Kami bertanya lagi :
“Apakah itu tahdzif, Wahai Rasul?” beliau menjawab :
الْقَوْمُ يَكُونُونَ بِخَيْرٍ فَيَسْأَلُهُمُ
الْجَارُ وَالصَّاحِبُ، فَيَقُولُونَ نَحْنُ بِشَرٍّ , يَشْكُونَ
Suatu kaum yang
berada dalam kondisi (ekonomi) baik-baik, namun saat orang-orang ditanya oleh
tetangga dan handai taulan mereka menjawab: kami dalam kondisinya tidak baik,
merekapun mengadu. [HR Thabrani]
Maksud dari “yusabbih”
dalam hadits tersebut adalah shalat nafilah (sunnah) dan maksud dari “Tahdzif”
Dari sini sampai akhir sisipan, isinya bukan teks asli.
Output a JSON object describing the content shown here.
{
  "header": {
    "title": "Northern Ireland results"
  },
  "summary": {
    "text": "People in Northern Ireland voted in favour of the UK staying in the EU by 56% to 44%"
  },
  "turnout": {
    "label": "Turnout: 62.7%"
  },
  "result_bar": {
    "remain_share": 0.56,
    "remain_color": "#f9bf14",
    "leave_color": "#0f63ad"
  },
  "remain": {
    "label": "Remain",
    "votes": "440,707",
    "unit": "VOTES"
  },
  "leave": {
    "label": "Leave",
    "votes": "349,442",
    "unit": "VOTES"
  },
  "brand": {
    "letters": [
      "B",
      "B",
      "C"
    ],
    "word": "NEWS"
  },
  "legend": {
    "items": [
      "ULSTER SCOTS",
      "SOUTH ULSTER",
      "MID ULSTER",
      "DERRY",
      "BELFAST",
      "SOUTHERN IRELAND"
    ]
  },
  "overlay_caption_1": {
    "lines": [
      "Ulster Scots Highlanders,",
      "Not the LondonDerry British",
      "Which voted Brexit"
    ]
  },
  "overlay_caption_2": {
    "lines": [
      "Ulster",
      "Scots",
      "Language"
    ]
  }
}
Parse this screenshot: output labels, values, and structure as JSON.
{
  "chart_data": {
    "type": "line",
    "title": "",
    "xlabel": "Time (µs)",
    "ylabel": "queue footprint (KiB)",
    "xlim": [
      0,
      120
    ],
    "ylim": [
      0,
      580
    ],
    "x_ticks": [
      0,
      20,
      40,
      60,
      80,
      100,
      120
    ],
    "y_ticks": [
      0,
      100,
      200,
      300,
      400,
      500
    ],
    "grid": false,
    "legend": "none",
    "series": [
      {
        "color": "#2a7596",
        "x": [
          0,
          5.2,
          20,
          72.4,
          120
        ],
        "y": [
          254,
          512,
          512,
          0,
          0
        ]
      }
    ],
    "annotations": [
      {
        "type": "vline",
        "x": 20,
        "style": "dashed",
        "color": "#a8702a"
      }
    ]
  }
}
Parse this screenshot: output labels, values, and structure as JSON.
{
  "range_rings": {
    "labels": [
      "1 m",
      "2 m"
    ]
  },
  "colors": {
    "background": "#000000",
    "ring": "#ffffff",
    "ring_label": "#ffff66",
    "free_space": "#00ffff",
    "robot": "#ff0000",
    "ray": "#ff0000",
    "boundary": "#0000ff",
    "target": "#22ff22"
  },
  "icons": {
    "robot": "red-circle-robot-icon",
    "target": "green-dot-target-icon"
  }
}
yang berarti menghapus atau memotong, adalah mengingkari nikmat Allah sehingga
dengan demikian mereka telah menghapus semua kebaikan dan kenikamatan yang
telah diberikan Allah kepada mereka dengan mengingkarinya. [Jami’ul Ahadits]
Dan dalam hadits
lain, Abdullah Ibnu Mas’ud RA meriwayatkan bahwa Rasul SAW bersabda :
ذَاكِرُ اللَّهِ فِي الْغَافِلِينَ
بِمَنْزِلَةِ الصَّابِرِ فِي الْفَارِّينَ
Orang yang mengingat
Allah di kalangan orang-orang yang lalai, itu layaknya orang yang sabar
(bertahan di medan perang) di kalangan orang-orang yang lari dari medan perang. [HR Thabrani]
Namun sampai di sini
ada yang janggal yaitu adanya hadits nabi SAW :
أَفْضَلُ الصِّيَامِ بَعْدَ رَمَضَانَ
شَهْرُ اللَّهِ الْمُحَرَّمُ
Puasa yang paling
utama setelah ramadhan adalah puasa muharram [HR Muslim]
Nah, jika puasa
sunnah terbaik adalah muharram lantas mengapa rasul memperbanyak puasa sya’ban
melebihi bulan lainnya? Imam Nawawi menjawab :
لعله لم يعلم فضل المحرم إلا في آخر
الحياة قبل التمكن من صومه ، أو لعله كان يعرض فيه أعذار تمنع من إكثار الصوم فيه كسفر
ومرض وغيرهما ،.
Boleh jadi Rasul
belum mengatahui keutamaan puasa bulan muharram kecuali pada masa akhir hayat
beliau sehingga beliau belum sempat melakukannya. Atau juga karena di bulan
muharram terdapat halangan-halangan seperti bepergian, sakit dan lainnya
sehingga beliau tidak bisa memperbanyak puasa di bulan muharram. [Al-Minhaj]
Namun ada hal yang
perlu diperhatikan yaitu kesunnahan puasa ini terus berlaku sampai pertengahan
bulan sya’ban. Jika sudah lewat pertengahan maka berlaku hadits berikut :
إِذَا انْتَصَفَ شَعْبَانُ فَلاَ تَصُومُوا
“Jika
tersisa separuh bulan Sya’ban, maka janganlah berpuasa.” [HR. Tirmidzi]
Berdasar hadits
tersebut yang dinilai shahih oleh ibnu hibban, sayyed bakri berpendapat bahwa
haram hukumnya berpuasa pada tanggal 16 Sya’ban dst. Namun keharaman ini
berlaku bila puasa tersebut tidak disambungkan dengan puasa pada hari
sebelumnya (15 Sya’ban). Jadi, jika disambungkan dengan puasa pada tanggal 15
dan disambung dengan puasa hari setelahnya hingga tanggal 30 Sya’ban maka tidak
lagi dihukumi haram. Boleh juga berpuasa tanggal 16 Sya’ban dst juga bagi orang
yang terbiasa puasa senin-kamis, puasa daud atau puasa qadha’ (baik qadha’ dari
puasa wajib maupun qadha’ dari puasa sunnah), nadzar atau kifarat. Pengecualian
ini dikarenakan ada hadits shahih yaitu :
لاَ يَتَقَدَّمَنَّ أَحَدٌ الشَّهْرَ
بِيَوْمٍ وَلاَ يَوْمَيْنِ إِلاَّ أَحَدٌ كَانَ يَصُومُ صِيَامًا قَبْلَهُ فَلْيَصُمْهُ
Janganlah seseorang
mendahului Ramadhan dengan berpuasa satu atau dua hari sebelumnya, kecuali bagi
seseorang yang terbiasa mengerjakan puasa sebelumnya maka hendaklah ia (terus)
berpuasa. [HR. Abu Daud]
Adapun puasa nadzar,
qadla, kaffarat itu dikecualikan dengan dasar qiyas dengan jami’ berupa sebab. [I’anatut
Thalibin] Wallahu A’lam. Semoga Allah Al-Bari senantiasa memberikan kepada kita
kekuatan untuk meneladani ibadah yang dicontohkan oleh baginda Nabi SAW.